Plasma KRAS Mutation in Indonesian Lung Cancer Patients with Smoking History, Treated with Chemotherapy

Date 24 November 2018
Event ESMO Asia 2018 Congress
Session Poster display - Cocktail
Topics Anticancer Agents
Thoracic Malignancies
Translational Research
Presenter najmiatul Masykura
Citation Annals of Oncology (2018) 29 (suppl_9): ix143-ix149. 10.1093/annonc/mdy446
Authors N. Masykura1, S. Andarini2, E. Syahruddin Spp K3, J. Zaini4, A. Hudoyo4, Y. Santoso5, A. Mirandari6, A.R. Utomo7
  • 1Cancer Division, Stem Cell and Cancer Institute (SCI), PT Kalbe Farma Tbk, 13210 - east jakarta/ID
  • 2-, RSUP Persahabatan, 13230 - Jakarta/ID
  • 3-, RS Persahabatan Hospital, 13240 - Jakarta/ID
  • 4-, RSUP Persahabatan, 132130 - Jakarta/ID
  • 5Biomedicine, Indonesia International Institute of Life-Sciences (i3L), 13210 - Jakarta Timur/ID
  • 6Biochemistry, Imperial College London, SW 7 AZ - London/GB
  • 7Stemcell And Cancer Institute, Pt.

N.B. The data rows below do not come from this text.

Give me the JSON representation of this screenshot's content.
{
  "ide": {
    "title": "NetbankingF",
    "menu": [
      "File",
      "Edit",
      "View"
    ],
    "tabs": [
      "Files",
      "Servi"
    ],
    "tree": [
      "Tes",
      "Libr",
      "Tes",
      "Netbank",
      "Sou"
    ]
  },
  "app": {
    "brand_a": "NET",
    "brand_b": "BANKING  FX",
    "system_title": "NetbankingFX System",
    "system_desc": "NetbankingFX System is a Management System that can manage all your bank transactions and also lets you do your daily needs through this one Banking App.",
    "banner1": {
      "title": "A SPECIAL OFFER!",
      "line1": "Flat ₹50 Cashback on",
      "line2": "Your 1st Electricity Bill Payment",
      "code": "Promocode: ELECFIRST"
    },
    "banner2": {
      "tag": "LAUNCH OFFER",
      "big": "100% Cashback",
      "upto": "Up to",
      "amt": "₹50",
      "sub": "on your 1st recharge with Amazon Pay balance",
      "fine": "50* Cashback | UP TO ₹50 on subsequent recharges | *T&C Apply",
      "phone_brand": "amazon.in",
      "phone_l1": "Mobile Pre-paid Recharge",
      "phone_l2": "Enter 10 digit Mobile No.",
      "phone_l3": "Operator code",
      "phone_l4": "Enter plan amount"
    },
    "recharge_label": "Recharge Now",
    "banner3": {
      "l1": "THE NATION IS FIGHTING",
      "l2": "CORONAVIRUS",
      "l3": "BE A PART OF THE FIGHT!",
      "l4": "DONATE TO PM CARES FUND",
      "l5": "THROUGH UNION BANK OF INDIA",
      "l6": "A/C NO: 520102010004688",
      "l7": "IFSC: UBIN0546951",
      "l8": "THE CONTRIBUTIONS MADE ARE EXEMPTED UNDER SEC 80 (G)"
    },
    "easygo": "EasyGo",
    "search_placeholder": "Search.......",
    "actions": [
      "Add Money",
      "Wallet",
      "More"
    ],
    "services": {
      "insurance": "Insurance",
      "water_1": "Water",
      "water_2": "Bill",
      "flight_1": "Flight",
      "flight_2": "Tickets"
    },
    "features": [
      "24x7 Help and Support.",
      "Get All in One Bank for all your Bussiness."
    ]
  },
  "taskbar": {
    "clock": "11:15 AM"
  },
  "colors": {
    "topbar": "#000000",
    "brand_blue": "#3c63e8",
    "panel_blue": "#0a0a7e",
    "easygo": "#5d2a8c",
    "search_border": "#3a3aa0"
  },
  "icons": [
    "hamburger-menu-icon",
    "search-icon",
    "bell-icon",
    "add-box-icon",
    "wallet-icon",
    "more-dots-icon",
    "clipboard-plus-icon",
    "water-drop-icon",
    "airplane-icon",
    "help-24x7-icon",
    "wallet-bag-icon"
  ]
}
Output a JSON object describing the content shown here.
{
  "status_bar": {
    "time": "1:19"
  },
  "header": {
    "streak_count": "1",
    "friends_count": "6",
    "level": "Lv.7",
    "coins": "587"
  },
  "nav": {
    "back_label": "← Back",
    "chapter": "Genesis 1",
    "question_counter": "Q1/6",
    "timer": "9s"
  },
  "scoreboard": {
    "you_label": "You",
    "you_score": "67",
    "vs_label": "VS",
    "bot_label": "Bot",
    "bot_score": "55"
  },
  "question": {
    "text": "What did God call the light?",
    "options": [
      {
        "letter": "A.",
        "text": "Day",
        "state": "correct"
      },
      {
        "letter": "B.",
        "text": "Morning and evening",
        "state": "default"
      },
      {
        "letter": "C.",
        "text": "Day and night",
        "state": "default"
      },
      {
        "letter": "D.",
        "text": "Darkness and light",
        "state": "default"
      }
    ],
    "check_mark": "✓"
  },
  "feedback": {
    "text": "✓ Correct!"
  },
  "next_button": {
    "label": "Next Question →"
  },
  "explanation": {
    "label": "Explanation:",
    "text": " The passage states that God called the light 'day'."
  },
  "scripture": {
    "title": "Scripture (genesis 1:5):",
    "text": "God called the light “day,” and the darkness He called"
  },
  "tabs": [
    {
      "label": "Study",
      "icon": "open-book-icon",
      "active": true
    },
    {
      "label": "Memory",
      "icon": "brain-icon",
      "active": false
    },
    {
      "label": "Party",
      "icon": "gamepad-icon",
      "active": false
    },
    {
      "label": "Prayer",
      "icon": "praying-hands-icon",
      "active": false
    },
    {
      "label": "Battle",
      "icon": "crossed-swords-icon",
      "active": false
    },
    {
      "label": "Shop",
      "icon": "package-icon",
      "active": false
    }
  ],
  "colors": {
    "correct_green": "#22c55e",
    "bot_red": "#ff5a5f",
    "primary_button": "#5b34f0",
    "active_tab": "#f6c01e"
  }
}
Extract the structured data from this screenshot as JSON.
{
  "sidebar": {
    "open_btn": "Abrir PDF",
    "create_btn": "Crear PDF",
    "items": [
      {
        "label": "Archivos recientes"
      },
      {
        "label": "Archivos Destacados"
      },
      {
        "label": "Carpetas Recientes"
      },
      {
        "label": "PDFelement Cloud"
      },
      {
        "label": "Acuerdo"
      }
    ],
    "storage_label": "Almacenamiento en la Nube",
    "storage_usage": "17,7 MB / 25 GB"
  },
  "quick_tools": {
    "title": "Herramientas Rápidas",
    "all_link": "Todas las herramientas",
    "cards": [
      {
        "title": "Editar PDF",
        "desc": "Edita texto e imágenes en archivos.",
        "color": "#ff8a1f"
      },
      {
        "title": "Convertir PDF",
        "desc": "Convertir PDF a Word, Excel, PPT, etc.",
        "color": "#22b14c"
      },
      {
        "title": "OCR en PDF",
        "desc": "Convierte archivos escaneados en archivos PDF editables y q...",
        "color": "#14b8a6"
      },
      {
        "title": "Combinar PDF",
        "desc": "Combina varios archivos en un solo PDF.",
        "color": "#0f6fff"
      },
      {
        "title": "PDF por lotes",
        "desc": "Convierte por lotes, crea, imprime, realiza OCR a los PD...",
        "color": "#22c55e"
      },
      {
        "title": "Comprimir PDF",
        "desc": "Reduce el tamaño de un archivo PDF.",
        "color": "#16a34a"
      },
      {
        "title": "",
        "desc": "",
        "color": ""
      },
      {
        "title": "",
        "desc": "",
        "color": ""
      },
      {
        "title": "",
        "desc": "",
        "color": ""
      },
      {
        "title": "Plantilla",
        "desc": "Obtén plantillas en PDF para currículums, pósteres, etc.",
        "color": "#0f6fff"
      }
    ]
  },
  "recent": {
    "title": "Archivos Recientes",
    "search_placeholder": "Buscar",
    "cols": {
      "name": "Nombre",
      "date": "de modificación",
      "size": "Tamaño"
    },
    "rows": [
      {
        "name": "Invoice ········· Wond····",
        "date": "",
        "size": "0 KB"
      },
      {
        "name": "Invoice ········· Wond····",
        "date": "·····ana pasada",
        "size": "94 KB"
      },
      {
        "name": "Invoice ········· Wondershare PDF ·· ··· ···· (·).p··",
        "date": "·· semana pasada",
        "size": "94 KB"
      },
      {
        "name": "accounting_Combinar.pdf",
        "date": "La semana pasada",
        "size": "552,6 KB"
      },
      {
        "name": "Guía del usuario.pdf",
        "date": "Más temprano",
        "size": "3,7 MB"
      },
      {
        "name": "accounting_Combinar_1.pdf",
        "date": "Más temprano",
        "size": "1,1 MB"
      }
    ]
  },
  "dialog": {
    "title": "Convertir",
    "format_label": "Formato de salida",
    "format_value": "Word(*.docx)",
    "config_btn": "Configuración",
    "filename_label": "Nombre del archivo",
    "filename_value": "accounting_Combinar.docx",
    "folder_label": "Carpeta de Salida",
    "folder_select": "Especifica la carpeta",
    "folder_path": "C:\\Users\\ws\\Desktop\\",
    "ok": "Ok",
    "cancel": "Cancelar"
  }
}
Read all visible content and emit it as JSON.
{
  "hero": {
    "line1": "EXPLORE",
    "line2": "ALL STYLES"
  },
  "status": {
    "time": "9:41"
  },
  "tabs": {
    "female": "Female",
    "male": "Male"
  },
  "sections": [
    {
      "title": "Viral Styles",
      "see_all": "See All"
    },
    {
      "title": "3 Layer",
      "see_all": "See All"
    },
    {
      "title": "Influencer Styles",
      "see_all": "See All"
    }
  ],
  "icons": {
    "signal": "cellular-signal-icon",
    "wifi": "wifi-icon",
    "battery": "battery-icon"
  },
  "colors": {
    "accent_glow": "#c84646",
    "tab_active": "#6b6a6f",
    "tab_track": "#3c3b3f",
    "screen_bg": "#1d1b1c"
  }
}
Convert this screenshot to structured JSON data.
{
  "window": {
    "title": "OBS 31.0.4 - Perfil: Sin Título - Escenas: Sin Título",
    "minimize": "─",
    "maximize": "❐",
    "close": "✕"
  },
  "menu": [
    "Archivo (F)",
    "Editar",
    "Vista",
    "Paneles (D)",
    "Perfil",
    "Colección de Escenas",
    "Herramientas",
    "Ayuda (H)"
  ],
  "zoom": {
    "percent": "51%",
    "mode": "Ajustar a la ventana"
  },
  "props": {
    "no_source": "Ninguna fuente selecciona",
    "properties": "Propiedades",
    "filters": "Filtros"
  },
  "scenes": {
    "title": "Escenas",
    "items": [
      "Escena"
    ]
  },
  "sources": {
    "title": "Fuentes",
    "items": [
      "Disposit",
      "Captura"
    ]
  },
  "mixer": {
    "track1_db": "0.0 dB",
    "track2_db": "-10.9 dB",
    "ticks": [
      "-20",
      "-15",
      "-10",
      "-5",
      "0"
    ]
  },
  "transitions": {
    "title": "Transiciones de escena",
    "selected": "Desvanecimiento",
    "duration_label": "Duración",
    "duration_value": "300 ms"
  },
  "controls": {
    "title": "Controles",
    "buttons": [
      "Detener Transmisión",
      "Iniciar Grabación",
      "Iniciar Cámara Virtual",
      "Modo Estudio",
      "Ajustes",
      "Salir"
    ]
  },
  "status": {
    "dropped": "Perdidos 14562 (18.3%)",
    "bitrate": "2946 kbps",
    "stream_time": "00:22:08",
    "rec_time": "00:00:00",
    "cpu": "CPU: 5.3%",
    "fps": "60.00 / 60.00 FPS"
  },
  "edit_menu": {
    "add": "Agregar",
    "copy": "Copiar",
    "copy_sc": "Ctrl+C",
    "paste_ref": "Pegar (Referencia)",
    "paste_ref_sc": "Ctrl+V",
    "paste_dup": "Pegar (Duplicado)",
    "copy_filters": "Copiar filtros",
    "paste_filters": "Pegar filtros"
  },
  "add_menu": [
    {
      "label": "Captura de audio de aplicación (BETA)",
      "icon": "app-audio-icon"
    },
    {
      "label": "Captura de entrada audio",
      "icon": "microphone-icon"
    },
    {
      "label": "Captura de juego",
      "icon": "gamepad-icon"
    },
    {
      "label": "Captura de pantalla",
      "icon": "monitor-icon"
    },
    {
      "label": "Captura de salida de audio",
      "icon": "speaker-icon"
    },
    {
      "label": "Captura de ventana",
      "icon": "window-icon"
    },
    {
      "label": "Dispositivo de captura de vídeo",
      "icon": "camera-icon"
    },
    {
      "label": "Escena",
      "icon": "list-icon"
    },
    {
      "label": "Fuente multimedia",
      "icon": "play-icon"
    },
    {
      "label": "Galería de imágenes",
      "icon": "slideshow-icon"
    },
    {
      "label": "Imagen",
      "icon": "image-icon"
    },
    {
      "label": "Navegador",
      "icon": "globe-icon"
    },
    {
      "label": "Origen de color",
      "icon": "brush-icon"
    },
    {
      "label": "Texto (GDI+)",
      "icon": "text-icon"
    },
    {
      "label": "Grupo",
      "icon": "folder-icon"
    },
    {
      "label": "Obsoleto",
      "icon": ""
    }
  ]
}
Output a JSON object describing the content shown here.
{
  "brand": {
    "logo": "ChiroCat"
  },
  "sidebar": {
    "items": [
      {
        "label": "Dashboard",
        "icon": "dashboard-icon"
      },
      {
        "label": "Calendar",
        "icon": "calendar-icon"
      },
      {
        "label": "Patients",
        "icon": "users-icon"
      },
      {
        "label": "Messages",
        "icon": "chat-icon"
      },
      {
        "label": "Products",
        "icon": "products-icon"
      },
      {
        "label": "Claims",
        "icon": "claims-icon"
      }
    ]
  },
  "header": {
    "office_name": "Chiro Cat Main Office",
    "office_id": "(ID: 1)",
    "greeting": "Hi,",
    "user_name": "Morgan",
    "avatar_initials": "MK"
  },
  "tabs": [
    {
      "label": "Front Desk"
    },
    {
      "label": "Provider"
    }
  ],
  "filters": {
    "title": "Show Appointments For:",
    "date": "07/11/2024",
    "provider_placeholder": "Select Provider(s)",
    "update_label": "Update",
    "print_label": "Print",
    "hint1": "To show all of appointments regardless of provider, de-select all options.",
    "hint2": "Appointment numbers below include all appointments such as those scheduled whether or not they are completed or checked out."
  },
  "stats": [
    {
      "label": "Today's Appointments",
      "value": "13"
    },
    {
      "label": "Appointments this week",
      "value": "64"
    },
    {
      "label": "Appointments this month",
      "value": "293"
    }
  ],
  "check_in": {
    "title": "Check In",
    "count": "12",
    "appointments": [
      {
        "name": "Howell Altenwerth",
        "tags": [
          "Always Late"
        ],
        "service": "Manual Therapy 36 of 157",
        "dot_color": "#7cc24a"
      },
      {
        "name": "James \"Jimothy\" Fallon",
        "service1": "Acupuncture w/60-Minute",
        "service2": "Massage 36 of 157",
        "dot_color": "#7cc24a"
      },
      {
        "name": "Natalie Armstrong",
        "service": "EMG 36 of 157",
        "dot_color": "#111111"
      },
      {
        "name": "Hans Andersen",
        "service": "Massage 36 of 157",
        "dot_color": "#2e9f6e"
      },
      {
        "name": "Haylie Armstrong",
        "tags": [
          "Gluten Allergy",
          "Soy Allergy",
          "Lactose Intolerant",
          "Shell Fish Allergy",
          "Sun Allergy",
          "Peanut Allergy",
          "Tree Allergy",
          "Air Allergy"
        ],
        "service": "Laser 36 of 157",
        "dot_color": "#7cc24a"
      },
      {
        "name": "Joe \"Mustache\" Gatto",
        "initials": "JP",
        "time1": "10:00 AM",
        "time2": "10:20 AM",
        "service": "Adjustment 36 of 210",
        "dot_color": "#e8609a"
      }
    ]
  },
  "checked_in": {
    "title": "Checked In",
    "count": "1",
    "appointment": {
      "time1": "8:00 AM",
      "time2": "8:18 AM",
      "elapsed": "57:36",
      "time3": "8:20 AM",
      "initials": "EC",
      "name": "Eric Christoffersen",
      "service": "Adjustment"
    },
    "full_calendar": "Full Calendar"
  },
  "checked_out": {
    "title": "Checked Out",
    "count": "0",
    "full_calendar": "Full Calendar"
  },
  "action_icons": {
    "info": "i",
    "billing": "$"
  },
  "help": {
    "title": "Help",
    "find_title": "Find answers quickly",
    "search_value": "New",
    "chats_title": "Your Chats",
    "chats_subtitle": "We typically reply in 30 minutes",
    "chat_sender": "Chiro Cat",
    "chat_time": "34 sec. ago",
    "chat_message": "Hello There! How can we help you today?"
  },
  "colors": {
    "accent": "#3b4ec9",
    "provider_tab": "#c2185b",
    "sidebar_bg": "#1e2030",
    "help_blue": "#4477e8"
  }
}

Kalbe Farma Tbk, Jakarta/ID

Abstract

Background

Some studies suggest that patients with KRAS mutations show inferior response to chemotherapy and epidermal growth factor receptor-tyrosine kinase inhibitor (EGFR-TKI). Moreover, types of KRAS mutations may be associated with treatment outcome. In this study, we described KRAS mutations in plasma of NSCLC (Non Small Cell Lung Cancer) patients before and during chemotherapy.

Methods

Baseline cytology smears and plasma were collected from 51 of NSCLC patients. These samples were previously tested negative for EGFR mutations and therefore treated with chemotherapy. Cytology smears were collected before treatment, while plasma specimens were collected at 0, 3 and 6 months after treatment. Sixteen of 3-month follow-up and three of 6-month follow-up plasma specimens were available for analysis. We performed KRAS mutation test on these samples, using high resolution melting (HRM) analysis and DNA sequencing.

Results

KRAS mutation frequency in baseline cytology samples was 11.76% (N = 51). One (N = 51, 1.96%) mutation case was also observed in the matched plasma sample. In 3-month follow-up plasma samples, KRAS mutations were detected in three patients with smoking history (25%, N = 12). We also found 1 KRAS mutation in 6-month follow-up plasma samples. All KRAS mutations were G12C subtypes.

Conclusions

KRAS mutations were detected in plasma of patient during standard chemotherapy. Furthermore, G12C subtype of KRAS mutation found in this study was consistent with the smoking history of the patients. Preliminary observation of plasma KRAS mutation found in this study might serve as an interesting biomarker to monitor outcome of lung cancer chemotherapy.

Editorial acknowledgement

Clinical trial identification

Legal entity responsible for the study

PT. Kalbe Farma, Tbk.

Funding

PT. Kalbe Farma, Tbk.

Disclosure

All authors have declared no conflicts of interest.